5-7 実際水戸光圀はかなり荒くれものだったり
『サードステージ:イバラギ・牛久大仏』
とにかくいよいよ三面だ。だけどヒロはそこまで来てボソッとつぶやいた。
「さあ、ここが鬼門だ。子供の頃の俺たちは三面のボスを倒す事が出来ずに毎回ゲームオーバーになったからな」
「ふむ、デスが今は違います。ワタシがいますから!」
『ナマダブ!』
ナビ子ちゃんはお坊さんを操り魔法で竜巻を起こして侍の敵を撃破していく。
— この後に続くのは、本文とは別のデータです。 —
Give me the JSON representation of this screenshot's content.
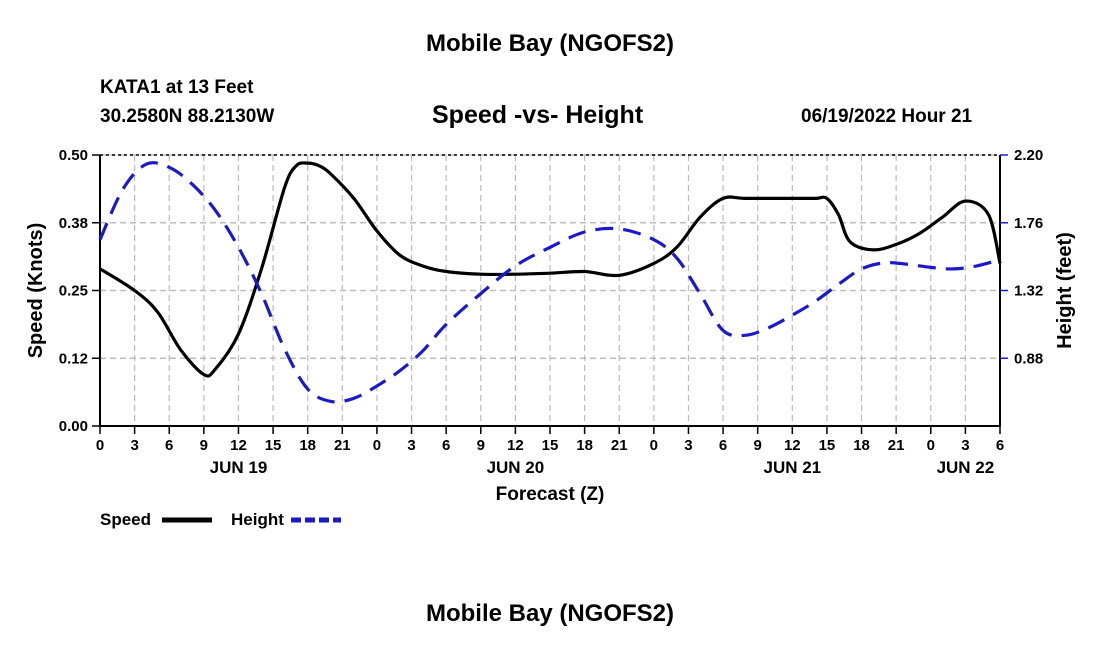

その甲高い声が実に頼もしかった。
このステージは侍や忍者といった比較的まともな敵ばかりでツッコむ箇所が少なくちょっと寂しい。僕はひときわ強そうな鬼面の武者を見つけ、ひたすら手裏剣を投げて遠隔攻撃をし画面の外に押し出した。
『ゴゴゴゴゴザゴゴゴザゴザル!』
連打連打、ひたすら連打。ハメ技は重戦車タイプの敵には効果抜群で鬼面の武者は何も出来ずにやられてしまう。
「ありゃ、中ボスなのに画面の外で倒しちまった。ベルトスクロールのあるあるだけど」
「四人でかかれば楽勝デス!」
そんなこんなで昔の僕たちの壁だった三面のボスが現れた。そいつは水戸黄門を凶悪にした感じのデザインで、一見するといい年をしてまだ不良をやっているチーマーのようにも見える。
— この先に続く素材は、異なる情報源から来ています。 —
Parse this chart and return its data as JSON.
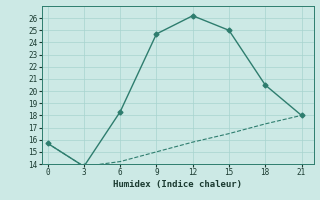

『YO、YO、YO! トチギのあんちゃん、イバラキ特産の納豆でも食ってくか?』
『黙れ。大体お前のとこは納豆の消費量がそうでもないだろう。一位二位三位は全部東北でむしろトチギのほうがイバラギよりも上じゃないか』
『お前今何つった』
『納豆が……』
『違う。イバラ『ギ』と言ったな! イバラ『キ』だ! あと最初のステージ紹介でも間違えてたじゃねぇか! それは最大の侮辱だ殺してやるー!』
何だか理不尽な展開だけど、僕らは即座におじいさんを囲み集団でボコボコにし始めた。転倒してもひたすら足蹴りをして。
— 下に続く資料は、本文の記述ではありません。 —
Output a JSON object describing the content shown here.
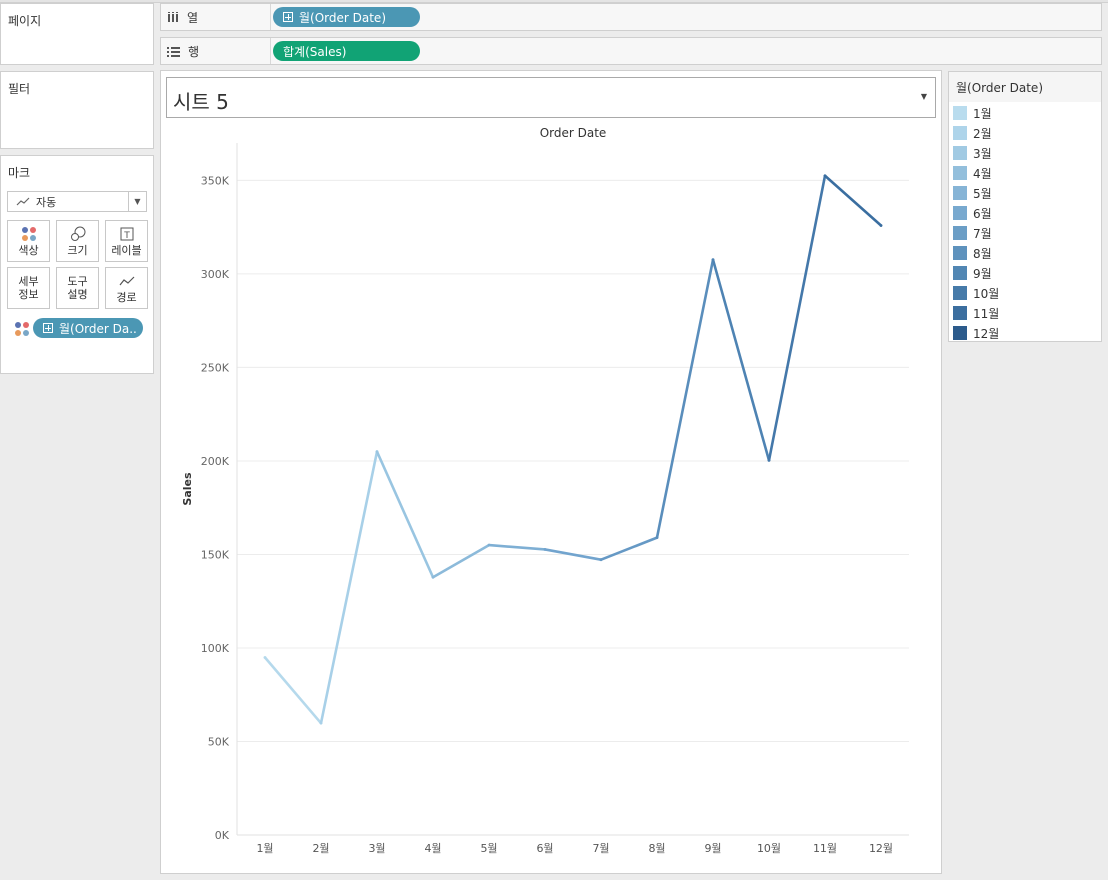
{
  "pages_panel": {
    "title": "페이지"
  },
  "filters_panel": {
    "title": "필터"
  },
  "marks_panel": {
    "title": "마크",
    "mark_type": "자동",
    "buttons": [
      {
        "label": "색상",
        "icon": "color-icon"
      },
      {
        "label": "크기",
        "icon": "size-icon"
      },
      {
        "label": "레이블",
        "icon": "label-icon"
      },
      {
        "label": "세부\n정보",
        "icon": "detail-icon"
      },
      {
        "label": "도구\n설명",
        "icon": "tooltip-icon"
      },
      {
        "label": "경로",
        "icon": "path-icon"
      }
    ],
    "color_pill": "월(Order Da.."
  },
  "columns_shelf": {
    "label": "열",
    "pill": "월(Order Date)",
    "pill_color": "#4b97b4"
  },
  "rows_shelf": {
    "label": "행",
    "pill": "합계(Sales)",
    "pill_color": "#11a375"
  },
  "sheet": {
    "title": "시트 5"
  },
  "chart_data": {
    "type": "line",
    "title": "Order Date",
    "xlabel": "",
    "ylabel": "Sales",
    "ylim": [
      0,
      370000
    ],
    "yticks": [
      0,
      50000,
      100000,
      150000,
      200000,
      250000,
      300000,
      350000
    ],
    "ytick_labels": [
      "0K",
      "50K",
      "100K",
      "150K",
      "200K",
      "250K",
      "300K",
      "350K"
    ],
    "categories": [
      "1월",
      "2월",
      "3월",
      "4월",
      "5월",
      "6월",
      "7월",
      "8월",
      "9월",
      "10월",
      "11월",
      "12월"
    ],
    "values": [
      94900,
      59800,
      205000,
      137800,
      155000,
      152700,
      147200,
      159000,
      307600,
      200300,
      352500,
      325900
    ],
    "segment_colors": [
      "#b5d9ec",
      "#a8d0e8",
      "#99c5e1",
      "#8cbada",
      "#7eafd4",
      "#72a4ce",
      "#6699c5",
      "#5a8ebc",
      "#4e83b3",
      "#4478aa",
      "#3a6ea0",
      "#2e5f8f"
    ],
    "grid": true
  },
  "legend": {
    "title": "월(Order Date)",
    "items": [
      {
        "label": "1월",
        "color": "#b9dcee"
      },
      {
        "label": "2월",
        "color": "#aed4ea"
      },
      {
        "label": "3월",
        "color": "#a1cae3"
      },
      {
        "label": "4월",
        "color": "#93bfdc"
      },
      {
        "label": "5월",
        "color": "#86b4d6"
      },
      {
        "label": "6월",
        "color": "#78a9cf"
      },
      {
        "label": "7월",
        "color": "#6b9ec6"
      },
      {
        "label": "8월",
        "color": "#5e92bd"
      },
      {
        "label": "9월",
        "color": "#5186b3"
      },
      {
        "label": "10월",
        "color": "#467aa9"
      },
      {
        "label": "11월",
        "color": "#3b6e9f"
      },
      {
        "label": "12월",
        "color": "#2c5b8c"
      }
    ]
  }
}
「何だかお年寄りをボコボコにするのって絵面的によくないね」
「それが戦いだ」
ヒロは割り切ってひたすらボタンをポチポチして攻撃をした。血も涙もないその攻撃により、かつては乗り越えられなかった三面のボスに僕らはいとも容易く勝利してしまったのだった。
『ふう、ふう、ふう……お前は今まで戦った中で、最強の敵だった』
『お前もな……ああ、どうしてだろう。負けたのにとても清々しい気分だ。超絶ハッスルしてきたよ』
「このおじいさんはマゾなのかな」
一方的にボコられたのになんて素敵な笑顔をしているんだ。ゲームでは実際の戦いとイベントが一致しない事はよくあるけどさ。
「ヒロは将来こうなるんだろうなあ」
「年をとってもマゾのまま、素敵じゃねぇか」
「素敵なんデスか?」
唯一ヒロはおじいさんに感情移入をし女性陣はほんのり引いている。いや、別に性癖は個人の自由だからいいけどね?
『なあ、ウツノミヤ。俺はやり直せるかな』
『ああ、いつだってやり直せる。俺はいつか、お前の国で作った納豆で餃子を作ってみたい』
『そうだな、その時は俺のネバネバ汁を存分に堪能させてやるZE!』
「え、下ネタ?」
「違う、友情だ」
僕の言葉をヒロはすぐに訂正する。何だかよくわからない友情(?)が芽生えたところで次はラストステージだ。